Extreme ownership is a book written by two highly decorated, retired SEAL team commanders, Jocko Willink and Leif Babin. In it, they talk about a leadership style where you take “extreme ownership” of everything. This leadership style is being used by one of the world’s most elite teams and has proven itself to be effective as the two now have a company that consults with business leaders on how to properly lead.
Taking Ownership Of Everything, The Good And The Bad
Taking ownership of mistakes is hard for everyone, our egos don’t want to be bruised by failure or blame. Getting over your ego allows you to say “this was my fault, let’s analyze this and do it properly.” The book talks about the human aspect of leadership, people aren’t flawless and they will make mistakes, SEAL team members are the exact same way, except unlike most people SEALs will look at what they did wrong, what options could have been done instead, and implement them. When you display this sort of behavior in front of your team, they’ll start to pick up on it.
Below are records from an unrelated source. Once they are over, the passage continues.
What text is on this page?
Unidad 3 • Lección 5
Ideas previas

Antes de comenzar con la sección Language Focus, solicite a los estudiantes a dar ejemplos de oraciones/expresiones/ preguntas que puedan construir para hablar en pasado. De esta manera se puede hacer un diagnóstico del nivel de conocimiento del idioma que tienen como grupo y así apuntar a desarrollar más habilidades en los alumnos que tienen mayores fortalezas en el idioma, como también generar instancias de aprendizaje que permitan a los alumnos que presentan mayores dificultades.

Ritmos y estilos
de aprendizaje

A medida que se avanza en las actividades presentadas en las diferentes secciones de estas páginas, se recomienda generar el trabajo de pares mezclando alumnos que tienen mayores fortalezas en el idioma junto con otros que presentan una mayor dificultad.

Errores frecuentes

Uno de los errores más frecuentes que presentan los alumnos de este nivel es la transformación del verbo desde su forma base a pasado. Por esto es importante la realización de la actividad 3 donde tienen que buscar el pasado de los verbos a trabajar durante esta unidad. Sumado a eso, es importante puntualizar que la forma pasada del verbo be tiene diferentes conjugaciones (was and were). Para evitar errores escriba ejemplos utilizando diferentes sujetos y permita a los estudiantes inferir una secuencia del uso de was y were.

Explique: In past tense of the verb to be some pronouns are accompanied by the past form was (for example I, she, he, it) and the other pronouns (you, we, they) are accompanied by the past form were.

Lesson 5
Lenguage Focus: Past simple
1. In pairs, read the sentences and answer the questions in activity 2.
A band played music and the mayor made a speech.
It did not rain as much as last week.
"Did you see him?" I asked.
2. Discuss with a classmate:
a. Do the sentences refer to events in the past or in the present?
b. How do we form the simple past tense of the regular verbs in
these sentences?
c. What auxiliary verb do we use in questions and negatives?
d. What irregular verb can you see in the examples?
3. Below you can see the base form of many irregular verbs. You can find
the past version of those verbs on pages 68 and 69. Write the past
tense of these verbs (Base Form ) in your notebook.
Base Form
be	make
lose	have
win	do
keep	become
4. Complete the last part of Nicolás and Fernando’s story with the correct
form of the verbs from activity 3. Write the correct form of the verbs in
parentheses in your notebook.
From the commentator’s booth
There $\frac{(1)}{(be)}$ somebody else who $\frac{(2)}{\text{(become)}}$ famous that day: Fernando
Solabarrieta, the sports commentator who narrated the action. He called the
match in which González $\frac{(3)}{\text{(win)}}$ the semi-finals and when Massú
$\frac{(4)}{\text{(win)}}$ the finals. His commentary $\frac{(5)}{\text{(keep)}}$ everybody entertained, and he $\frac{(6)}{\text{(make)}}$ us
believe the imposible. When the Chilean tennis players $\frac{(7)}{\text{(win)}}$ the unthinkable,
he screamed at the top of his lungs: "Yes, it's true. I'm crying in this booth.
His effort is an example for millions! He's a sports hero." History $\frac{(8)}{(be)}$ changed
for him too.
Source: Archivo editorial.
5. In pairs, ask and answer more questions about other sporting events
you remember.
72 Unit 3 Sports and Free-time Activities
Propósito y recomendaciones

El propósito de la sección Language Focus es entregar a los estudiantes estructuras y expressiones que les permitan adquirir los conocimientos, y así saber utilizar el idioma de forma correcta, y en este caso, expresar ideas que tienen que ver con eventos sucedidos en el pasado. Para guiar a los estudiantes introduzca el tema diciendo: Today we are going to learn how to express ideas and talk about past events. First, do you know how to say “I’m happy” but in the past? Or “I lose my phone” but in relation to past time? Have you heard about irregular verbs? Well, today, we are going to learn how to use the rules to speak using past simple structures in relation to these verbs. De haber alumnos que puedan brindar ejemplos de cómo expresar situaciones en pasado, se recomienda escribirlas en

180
Taking ownership of the good is definitely something you should do but in a modified way. Instead of taking the glory all for yourself, make sure to commend your team. To put it bluntly, distribute the credit among your team and watch the positive attitude spread. The effects of sharing success among a team greatly outweighs the small amount of achievement you may feel by taking all the credit for your success. This doesn’t mean you shouldn’t feel successful, you should own that success, but in a much more humble way.
Learn To Take Criticism
Being able to own criticism then analyze and learn from it is critical to growth as a leader. If you take criticism with a respectful mindset and tell yourself “this person knows more than me”, you will get more out of it. You’ll stop seeing it as an attack and instead be able to make adjustments in order to better yourself. Even if you come to the conclusion that the person wasn’t correct in their assessment, you can still use it as a springboard, think “what might have prompted them to say that?”
Leading Your Team
Being responsible for a team is simple in theory but it doesn’t end up being that way in practice. Leading doesn’t mean giving out orders, the human element stops that from working. People want to have a back and forth, they want to work things out, and they want to come up with an idea of their own in order to solve a problem. If you led a team of robots that did anything you wanted, whenever you wanted, you could bark orders all day and find success, but until technology reaches that point, you have to learn to lead properly. You have to handle people with more tact, leading by example, and exhibiting qualities you want to instill in your team has a sort of trickle-down effect. Like owning your mistakes, when others see you doing it, they will follow suit.
The idea of owning the good and bad is a very basic concept, someone probably thought of it long ago, but why has it only become a topic of conversation in recent times? The answer is because an elite team of people got it to work with proven results. By incorporating these techniques into your leadership style, you’re going to see changes within your organization that will better it as a whole.